CATALYST is being performed in alliance with University Hospitals Birmingham NHS Foundation Trust (UHB) and the Birmingham National Institute for Health Research Biomedical Research Centre (NIHR BRC).
Izana Bioscience will provide its drug candidate, Namilumab (IZN-101), as the first of four potential treatments to be evaluate in the trial.
Namilumab is a fully human monoclonal antibody currently in late-stage trials for the treatment of rheumatoid arthritis and ankylosing spondylitis. It acts on granulocyte-macrophage colony stimulating factor (GM-CSF), which is naturally produced by immune cells in the body.
At abnormal levels, GM-CSF is believed to result in the excessive and dangerous lung inflammation observed in Covid-19 patients.
Celltrion Healthcare UK will provide its anti-tumour necrosis factor (TNF) therapy, Infliximab (CT-P13), which binds to a protein involved in inflammation.

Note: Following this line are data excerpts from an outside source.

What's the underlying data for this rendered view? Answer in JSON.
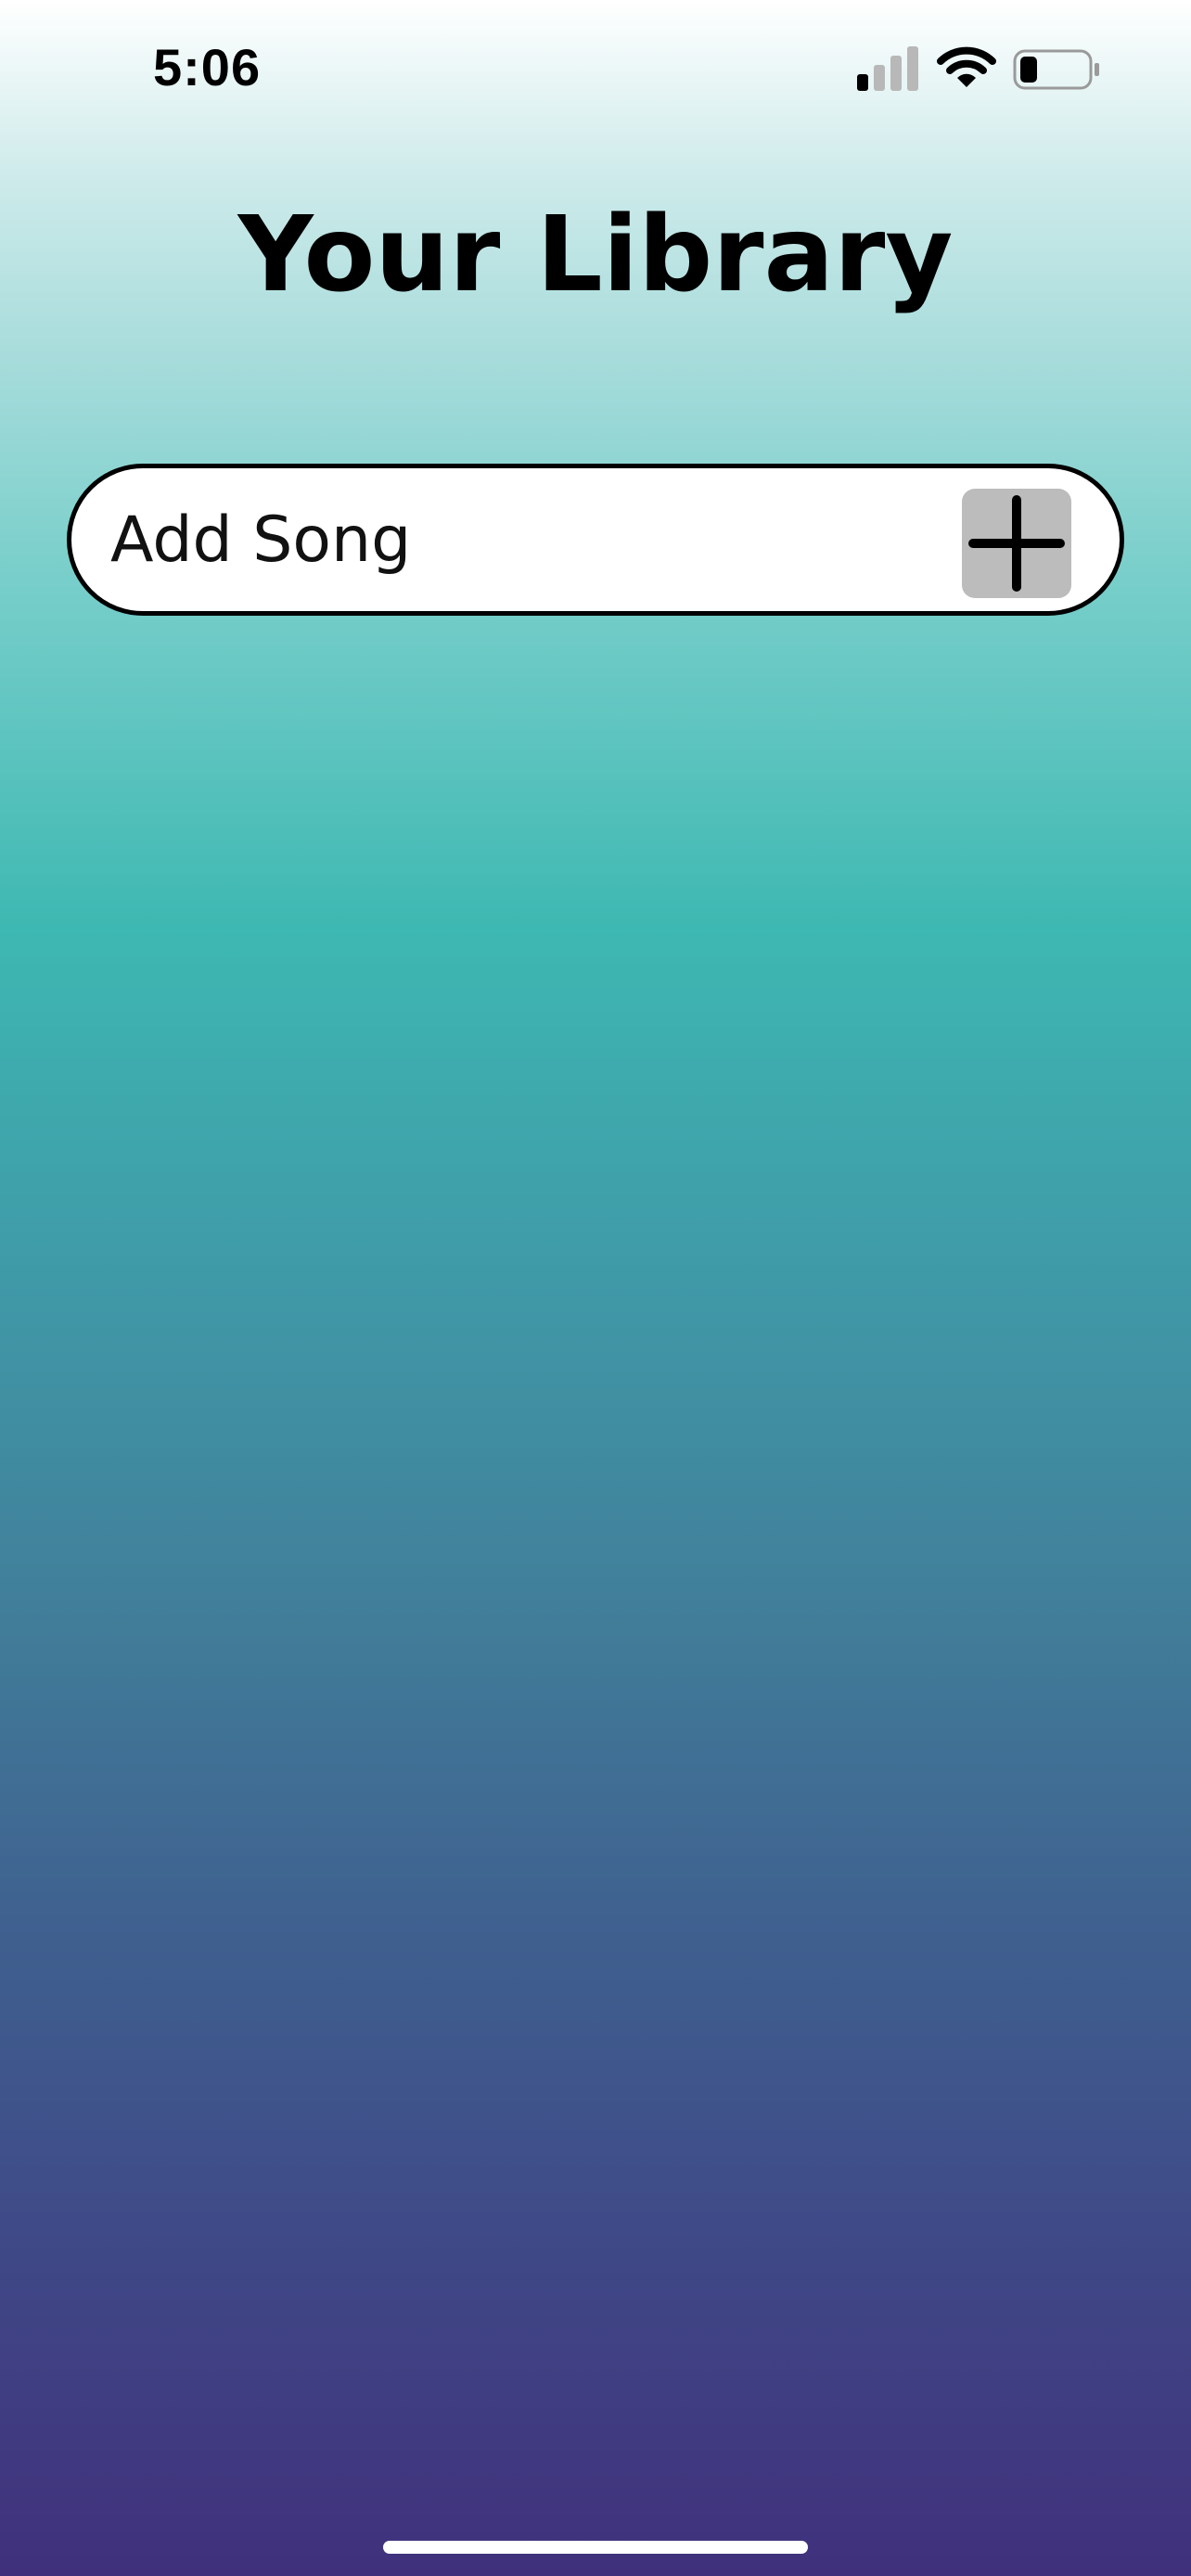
{
  "status_bar": {
    "time": "5:06",
    "signal_icon": "cellular-signal-icon",
    "wifi_icon": "wifi-icon",
    "battery_icon": "battery-icon",
    "battery_level": 0.25
  },
  "header": {
    "title": "Your Library"
  },
  "add_song": {
    "placeholder": "Add Song",
    "value": "",
    "button_icon": "plus-icon",
    "button_color": "#bcbcbc"
  },
  "colors": {
    "gradient_top": "#ffffff",
    "gradient_mid": "#3eb8b2",
    "gradient_bottom": "#40307c"
  }
}
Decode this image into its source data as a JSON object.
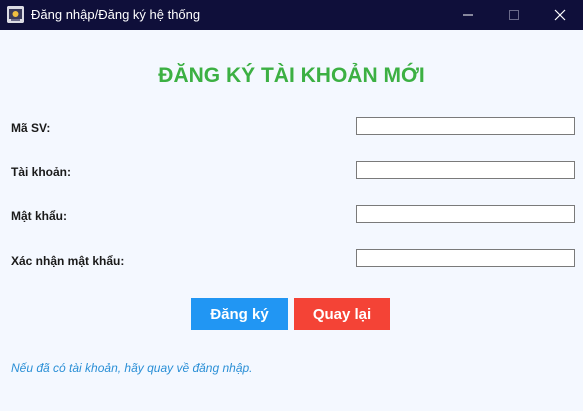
{
  "window": {
    "title": "Đăng nhập/Đăng ký hệ thống"
  },
  "form": {
    "heading": "ĐĂNG KÝ TÀI KHOẢN MỚI",
    "fields": [
      {
        "label": "Mã SV:",
        "value": ""
      },
      {
        "label": "Tài khoản:",
        "value": ""
      },
      {
        "label": "Mật khẩu:",
        "value": ""
      },
      {
        "label": "Xác nhận mật khẩu:",
        "value": ""
      }
    ],
    "register_label": "Đăng ký",
    "back_label": "Quay lại",
    "hint": "Nếu đã có tài khoản, hãy quay về đăng nhập."
  },
  "colors": {
    "title_bar": "#0f0f3a",
    "heading": "#3cb043",
    "register_button": "#2196f3",
    "back_button": "#f44336",
    "hint": "#2a8fd6",
    "background": "#f4f8ff"
  },
  "icons": {
    "app": "app-window-icon",
    "minimize": "minimize-icon",
    "maximize": "maximize-icon",
    "close": "close-icon"
  }
}
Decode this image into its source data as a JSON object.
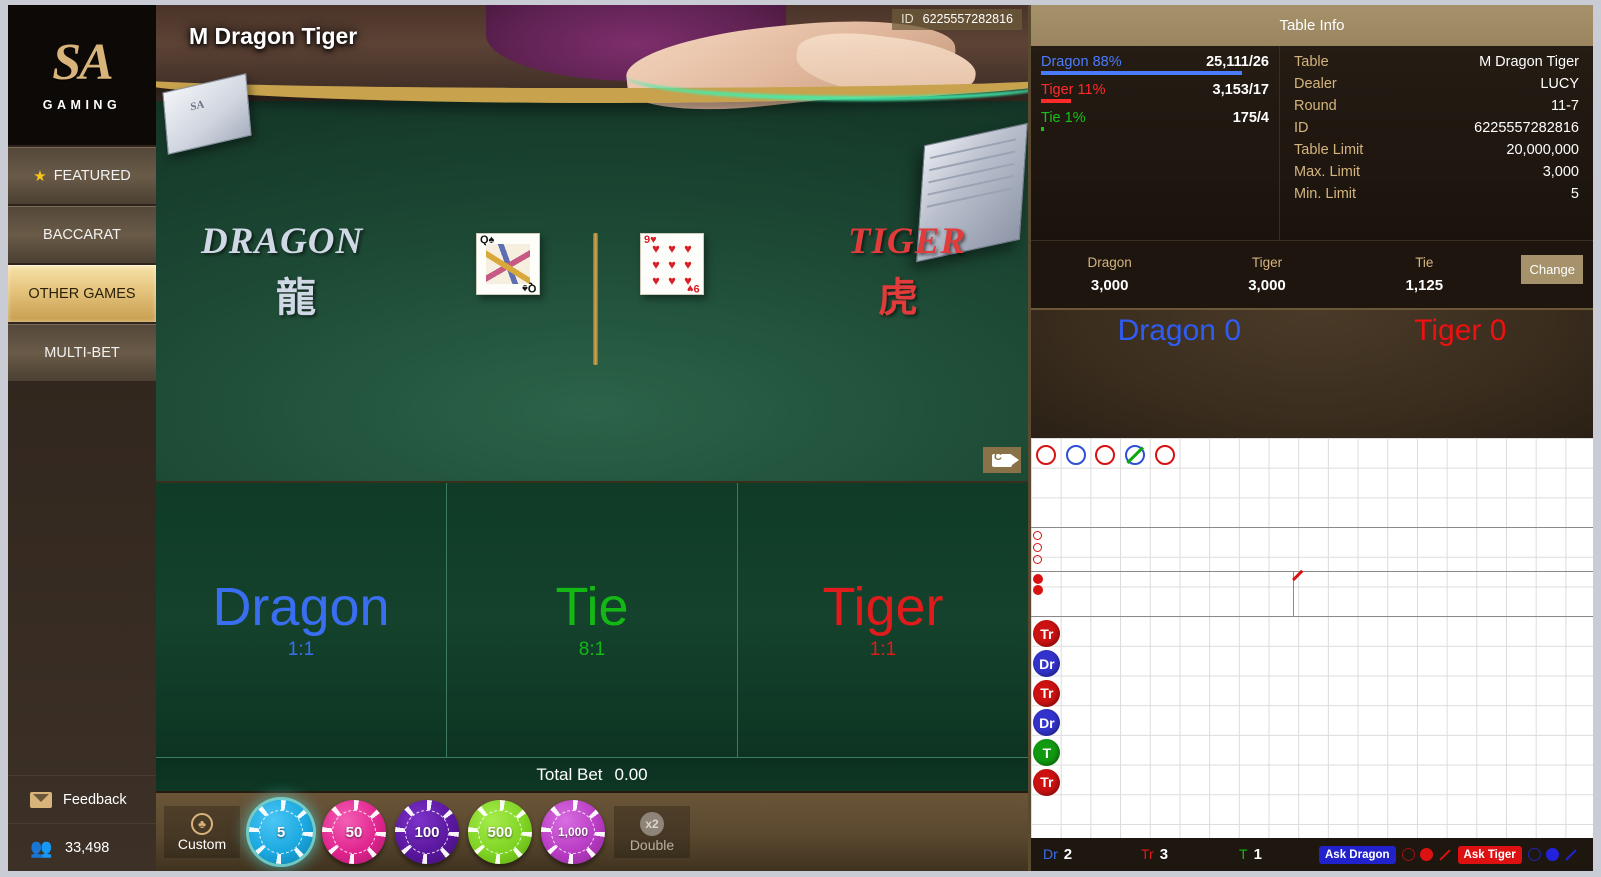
{
  "brand": {
    "logo_mark": "SA",
    "logo_text": "GAMING"
  },
  "sidebar": {
    "items": [
      {
        "label": "FEATURED",
        "icon": "star-icon",
        "active": false
      },
      {
        "label": "BACCARAT",
        "active": false
      },
      {
        "label": "OTHER GAMES",
        "active": true
      },
      {
        "label": "MULTI-BET",
        "active": false
      }
    ],
    "feedback_label": "Feedback",
    "feedback_icon": "mail-icon",
    "online_count": "33,498",
    "online_icon": "people-icon"
  },
  "video": {
    "title": "M Dragon Tiger",
    "id_label": "ID",
    "id_value": "6225557282816",
    "dragon_label": "DRAGON",
    "dragon_label_cn": "龍",
    "tiger_label": "TIGER",
    "tiger_label_cn": "虎",
    "camera_icon": "camera-switch-icon",
    "dragon_card": {
      "rank": "Q",
      "suit": "♠",
      "color": "#111111"
    },
    "tiger_card": {
      "rank": "9",
      "suit": "♥",
      "color": "#d81f26"
    }
  },
  "betting": {
    "spots": [
      {
        "name": "Dragon",
        "odds": "1:1",
        "color": "#3a6ef0",
        "cls": "c-dragon"
      },
      {
        "name": "Tie",
        "odds": "8:1",
        "color": "#14b814",
        "cls": "c-tie"
      },
      {
        "name": "Tiger",
        "odds": "1:1",
        "color": "#e01b1b",
        "cls": "c-tiger"
      }
    ],
    "total_bet_label": "Total Bet",
    "total_bet_value": "0.00"
  },
  "tray": {
    "custom_label": "Custom",
    "custom_icon": "custom-chip-icon",
    "double_label": "Double",
    "double_icon": "x2-icon",
    "chips": [
      {
        "value": "5",
        "color": "#1aa8e0",
        "dark": "#0e7ba8",
        "selected": true
      },
      {
        "value": "50",
        "color": "#e0248f",
        "dark": "#a8176a",
        "selected": false
      },
      {
        "value": "100",
        "color": "#5a179e",
        "dark": "#3d0f70",
        "selected": false
      },
      {
        "value": "500",
        "color": "#7fd423",
        "dark": "#5ba313",
        "selected": false
      },
      {
        "value": "1,000",
        "color": "#b83bc4",
        "dark": "#8a2794",
        "selected": false
      }
    ]
  },
  "table_info": {
    "header": "Table Info",
    "stats": [
      {
        "name": "Dragon 88%",
        "value": "25,111/26",
        "cls": "dragon",
        "pct": 88
      },
      {
        "name": "Tiger 11%",
        "value": "3,153/17",
        "cls": "tiger",
        "pct": 11
      },
      {
        "name": "Tie 1%",
        "value": "175/4",
        "cls": "tie",
        "pct": 1
      }
    ],
    "rows": [
      {
        "key": "Table",
        "value": "M Dragon Tiger"
      },
      {
        "key": "Dealer",
        "value": "LUCY"
      },
      {
        "key": "Round",
        "value": "11-7"
      },
      {
        "key": "ID",
        "value": "6225557282816"
      },
      {
        "key": "Table Limit",
        "value": "20,000,000"
      },
      {
        "key": "Max. Limit",
        "value": "3,000"
      },
      {
        "key": "Min. Limit",
        "value": "5"
      }
    ]
  },
  "limits": {
    "columns": [
      {
        "key": "Dragon",
        "value": "3,000"
      },
      {
        "key": "Tiger",
        "value": "3,000"
      },
      {
        "key": "Tie",
        "value": "1,125"
      }
    ],
    "change_label": "Change"
  },
  "scoreboard": {
    "dragon_label": "Dragon",
    "dragon_score": "0",
    "tiger_label": "Tiger",
    "tiger_score": "0"
  },
  "roads": {
    "big_road": [
      {
        "type": "t",
        "tie": false
      },
      {
        "type": "d",
        "tie": false
      },
      {
        "type": "t",
        "tie": false
      },
      {
        "type": "d",
        "tie": true
      },
      {
        "type": "t",
        "tie": false
      }
    ],
    "big_eye_road": [
      "t",
      "t",
      "t"
    ],
    "small_road": [
      "t",
      "t"
    ],
    "cockroach_road": [
      "t"
    ],
    "bead_road": [
      {
        "label": "Tr",
        "cls": "Tr"
      },
      {
        "label": "Dr",
        "cls": "Dr"
      },
      {
        "label": "Tr",
        "cls": "Tr"
      },
      {
        "label": "Dr",
        "cls": "Dr"
      },
      {
        "label": "T",
        "cls": "T"
      },
      {
        "label": "Tr",
        "cls": "Tr"
      }
    ],
    "counts": [
      {
        "key": "Dr",
        "value": "2",
        "cls": "dragon"
      },
      {
        "key": "Tr",
        "value": "3",
        "cls": "tiger"
      },
      {
        "key": "T",
        "value": "1",
        "cls": "tie"
      }
    ],
    "ask_dragon_label": "Ask Dragon",
    "ask_tiger_label": "Ask Tiger"
  }
}
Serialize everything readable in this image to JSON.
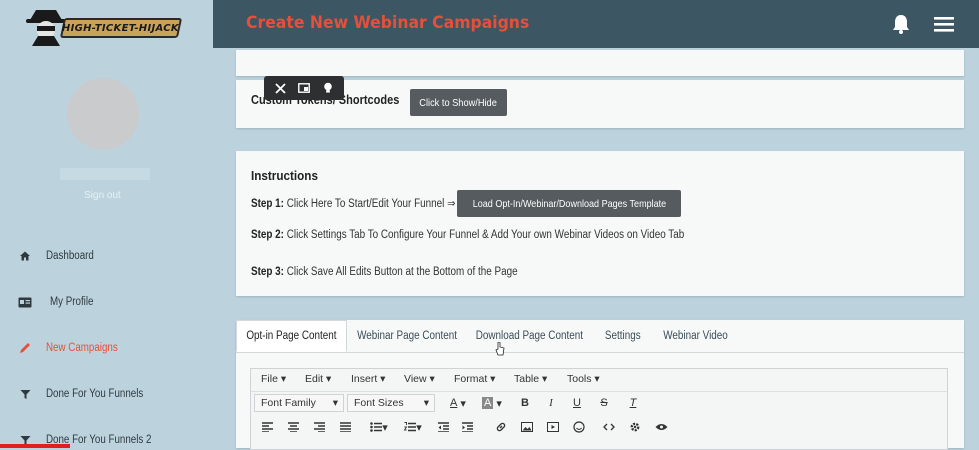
{
  "app": {
    "logo_text": "HIGH-TICKET-HIJACK",
    "page_title": "Create New Webinar Campaigns",
    "accent_color": "#e4503a",
    "topbar_color": "#3c5664",
    "icons": {
      "notifications": "bell-icon",
      "menu": "hamburger-icon"
    }
  },
  "sidebar": {
    "sign_out": "Sign out",
    "items": [
      {
        "label": "Dashboard",
        "icon": "home-icon",
        "active": false
      },
      {
        "label": "My Profile",
        "icon": "id-card-icon",
        "active": false
      },
      {
        "label": "New Campaigns",
        "icon": "pencil-icon",
        "active": true
      },
      {
        "label": "Done For You Funnels",
        "icon": "filter-icon",
        "active": false
      },
      {
        "label": "Done For You Funnels 2",
        "icon": "filter-icon",
        "active": false
      }
    ]
  },
  "tokens": {
    "label": "Custom Tokens/ Shortcodes",
    "button": "Click to Show/Hide"
  },
  "floating_toolbar": {
    "icons": [
      "close-icon",
      "window-icon",
      "lightbulb-icon"
    ]
  },
  "instructions": {
    "title": "Instructions",
    "step1_prefix": "Step 1:",
    "step1_text": "Click Here To Start/Edit Your Funnel ⇒",
    "step1_button": "Load Opt-In/Webinar/Download Pages Template",
    "step2_prefix": "Step 2:",
    "step2_text": "Click Settings Tab To Configure Your Funnel & Add Your own Webinar Videos on Video Tab",
    "step3_prefix": "Step 3:",
    "step3_text": "Click Save All Edits Button at the Bottom of the Page"
  },
  "tabs": [
    {
      "label": "Opt-in Page Content",
      "active": true
    },
    {
      "label": "Webinar Page Content",
      "active": false
    },
    {
      "label": "Download Page Content",
      "active": false
    },
    {
      "label": "Settings",
      "active": false
    },
    {
      "label": "Webinar Video",
      "active": false
    }
  ],
  "editor": {
    "menus": [
      "File",
      "Edit",
      "Insert",
      "View",
      "Format",
      "Table",
      "Tools"
    ],
    "font_family": "Font Family",
    "font_sizes": "Font Sizes",
    "bold": "B",
    "italic": "I",
    "underline": "U",
    "strikethrough": "S",
    "clear_format": "T",
    "text_color": "A",
    "bg_color": "A",
    "toolbar2_icons": [
      "align-left-icon",
      "align-center-icon",
      "align-right-icon",
      "align-justify-icon",
      "bullet-list-icon",
      "numbered-list-icon",
      "outdent-icon",
      "indent-icon",
      "link-icon",
      "image-icon",
      "media-icon",
      "emoticon-icon",
      "code-icon",
      "settings-icon",
      "preview-icon"
    ]
  }
}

Under the brand name Remsima, Infliximab is indicated to treat inflammatory conditions, including eight autoimmune diseases, such as rheumatoid arthritis and irritable bowel syndrome.
These drugs are expected to decrease the severity of the disease, reducing the number of patients being admitted to intensive care and virus-related deaths.
CATALYST trial co-clinical investigator Dr Ben Fisher said: “In the CATALYST study we hope to show with a single dose of these kinds of drugs in hospitalised patients that we are able to delay or prevent the rapid deterioration into intensive care and requirement for invasive ventilation in this critical patient group.
“We hope that by using a treatment that is already used to treat inflammation in other autoimmune conditions we may be able to manage inflammation associated with Covid-19 early.”
The trial is designed to enrol up to 40 patients to each arm. The effectiveness of each drug will be determined by the amount of oxygen in the blood and other disease severity indicators.